Interfacial engineering is critical for highly efficient charge carrier transport in perovskite solar cells (PSCs). Herein, we developed a new method, called successive surface engineering, that affords PSCs with enhanced efficiency and dramatically suppressed current–voltage hysteresis. Upon modifying the TiO₂ compact layer, which is commonly used as an electron transport layer (ETL) in regular-structure (n–i–p) planar heterojunction (PHJ) PSCs, by successively incorporating [6,6]-phenyl-C₆₁-butyric acid methyl ester (PC₆₁BM) and an ethanolamine (ETA)-functionalized fullerene (C₆₀-ETA) synthesized facilely via a one-pot nucleophilic addition reaction, the average power conversion efficiency (PCE) of the CH₃NH₃PbI₃-based PHJ-PSC devices increased from 13.00% to 16.31%; the best PCE attained was 18.49%, which, to our knowledge, represents the highest PCE reported to date for regular-structure PHJ-PSCs devices based on fullerene-modified TiO₂ interlayers.
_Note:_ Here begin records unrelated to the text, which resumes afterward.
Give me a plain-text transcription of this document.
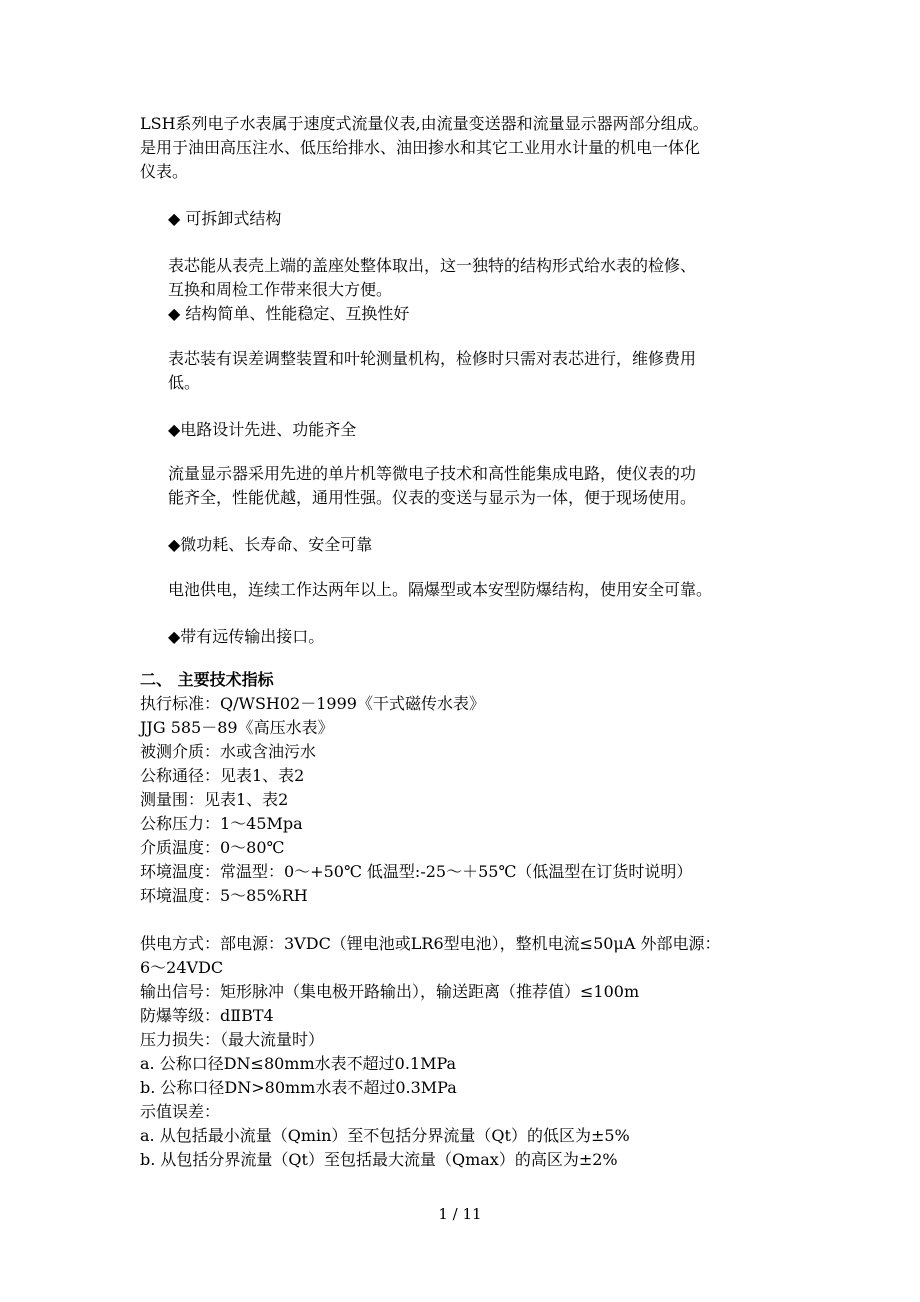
LSH系列电子水表属于速度式流量仪表,由流量变送器和流量显示器两部分组成。
是用于油田高压注水、低压给排水、油田掺水和其它工业用水计量的机电一体化
仪表。
◆ 可拆卸式结构
表芯能从表壳上端的盖座处整体取出，这一独特的结构形式给水表的检修、
互换和周检工作带来很大方便。
◆ 结构简单、性能稳定、互换性好
表芯装有误差调整装置和叶轮测量机构，检修时只需对表芯进行，维修费用
低。
◆电路设计先进、功能齐全
流量显示器采用先进的单片机等微电子技术和高性能集成电路，使仪表的功
能齐全，性能优越，通用性强。仪表的变送与显示为一体，便于现场使用。
◆微功耗、长寿命、安全可靠
电池供电，连续工作达两年以上。隔爆型或本安型防爆结构，使用安全可靠。
◆带有远传输出接口。
二、 主要技术指标
执行标准：Q/WSH02－1999《干式磁传水表》
JJG 585－89《高压水表》
被测介质：水或含油污水
公称通径：见表1、表2
测量围：见表1、表2
公称压力：1～45Mpa
介质温度：0～80℃
环境温度：常温型：0～+50℃ 低温型:-25～＋55℃（低温型在订货时说明）
环境温度：5～85%RH
供电方式：部电源：3VDC（锂电池或LR6型电池），整机电流≤50μA 外部电源：
6～24VDC
输出信号：矩形脉冲（集电极开路输出），输送距离（推荐值）≤100m
防爆等级：dⅡBT4
压力损失：（最大流量时）
a. 公称口径DN≤80mm水表不超过0.1MPa
b. 公称口径DN>80mm水表不超过0.3MPa
示值误差：
a. 从包括最小流量（Qmin）至不包括分界流量（Qt）的低区为±5%
b. 从包括分界流量（Qt）至包括最大流量（Qmax）的高区为±2%
1 / 11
In contrast, single surface engineering of the TiO₂ layer with a PC₆₁BM or C₆₀-ETA layer alone results in only negligible changes in PCE, revealing the synergistic effect of these two fullerene derivatives: the PC₆₁BM layer can passivate the traps on the TiO₂ surface, while the subsequent C₆₀-ETA layer not only improves the wettability of the perovskite film on the ETL but also facilitates electron transport across the interface between the perovskite and the TiO₂ ETL. The structural and morphological characterizations show that following dual surface modification of the TiO₂ layer with PC₆₁BM and C₆₀-ETA, both the surface coverage and crystallinity of the CH₃NH₃PbI₃ perovskite film are improved. Steady-state photoluminescence decay and electrochemical impedance spectroscopic studies manifest that the dual surface modification substantially improves the charge extraction efficiency and suppresses charge recombination. As a consequence, this dual surface modification leads to an obvious increase of the short-circuit current density (J_sc), which contributes primarily to the PCE enhancement. Additionally, because PC₆₁BM may induce passivation of the traps on the TiO₂ surface and in the perovskite layer, remarkably, the hysteresis of the current–voltage response is dramatically suppressed following the dual surface modification.